In [1]:
import numpy as np

In [2]:
class KMeans:
    def __init__(self, k, n_iters):
        self.k = k
        self.n_iters = n_iters

    # returns a matrix of eucludian distance values
    def _dist(self, centroid, X):
        return np.sqrt(np.sum((X - centroid)**2, axis = 1))

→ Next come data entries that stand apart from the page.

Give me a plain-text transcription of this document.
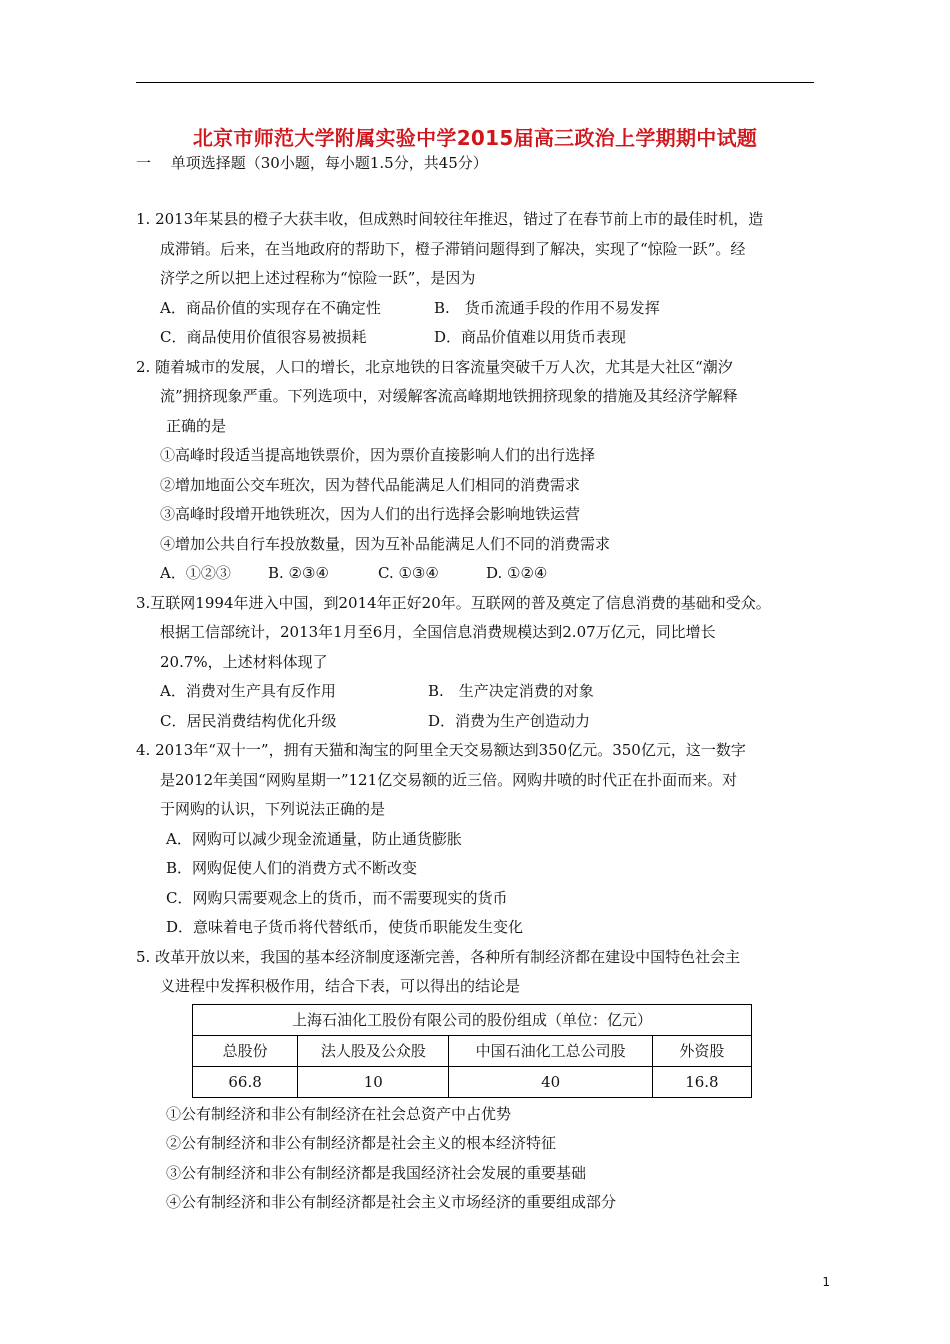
北京市师范大学附属实验中学2015届高三政治上学期期中试题
一　 单项选择题（30小题，每小题1.5分，共45分）
1. 2013年某县的橙子大获丰收，但成熟时间较往年推迟，错过了在春节前上市的最佳时机，造
成滞销。后来，在当地政府的帮助下，橙子滞销问题得到了解决，实现了“惊险一跃”。经
济学之所以把上述过程称为“惊险一跃”，是因为
A．商品价值的实现存在不确定性	B.　货币流通手段的作用不易发挥
C．商品使用价值很容易被损耗	D．商品价值难以用货币表现
2. 随着城市的发展，人口的增长，北京地铁的日客流量突破千万人次，尤其是大社区“潮汐
流”拥挤现象严重。下列选项中，对缓解客流高峰期地铁拥挤现象的措施及其经济学解释
正确的是
①高峰时段适当提高地铁票价，因为票价直接影响人们的出行选择
②增加地面公交车班次，因为替代品能满足人们相同的消费需求
③高峰时段增开地铁班次，因为人们的出行选择会影响地铁运营
④增加公共自行车投放数量，因为互补品能满足人们不同的消费需求
A．①②③	B. ②③④	C. ①③④	D. ①②④
3.互联网1994年进入中国，到2014年正好20年。互联网的普及奠定了信息消费的基础和受众。
根据工信部统计，2013年1月至6月，全国信息消费规模达到2.07万亿元，同比增长
20.7%，上述材料体现了
A．消费对生产具有反作用	B.　生产决定消费的对象
C．居民消费结构优化升级	D．消费为生产创造动力
4. 2013年“双十一”，拥有天猫和淘宝的阿里全天交易额达到350亿元。350亿元，这一数字
是2012年美国“网购星期一”121亿交易额的近三倍。网购井喷的时代正在扑面而来。对
于网购的认识，下列说法正确的是
A．网购可以减少现金流通量，防止通货膨胀
B．网购促使人们的消费方式不断改变
C．网购只需要观念上的货币，而不需要现实的货币
D．意味着电子货币将代替纸币，使货币职能发生变化
5. 改革开放以来，我国的基本经济制度逐渐完善，各种所有制经济都在建设中国特色社会主
义进程中发挥积极作用，结合下表，可以得出的结论是
上海石油化工股份有限公司的股份组成（单位：亿元）			
总股份	法人股及公众股	中国石油化工总公司股	外资股
66.8	10	40	16.8
①公有制经济和非公有制经济在社会总资产中占优势
②公有制经济和非公有制经济都是社会主义的根本经济特征
③公有制经济和非公有制经济都是我国经济社会发展的重要基础
④公有制经济和非公有制经济都是社会主义市场经济的重要组成部分
1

    def _get_assignments(self, centroids, X):
        #find dist for each from to the centroid
        euc_dists = []
        for centroid in centroids:
            euc_dists.append(self._dist(centroid, X))

        assignments = []
        for i in range(X.shape[0]):
            euc_dists_i = np.round([dist_mat[i] for dist_mat in euc_dists], 8)
            closest_centroid = np.argmin(euc_dists_i)
            assignments.append(closest_centroid)
        return np.array(assignments)

    def fit(self, X):
        # randomly choose centroids
        idxs = np.random.choice(len(X), self.k, replace=False)
        centroids = X[idxs]
        assignments = self._get_assignments(centroids, X)

        # repeat
        for _ in range(self.n_iters):
            # update centroids
            centroids = [X[assignments == i].mean(0) for i in range(self.k)]
            
            centroids = np.vstack(centroids)
            assignments = self._get_assignments(centroids, X)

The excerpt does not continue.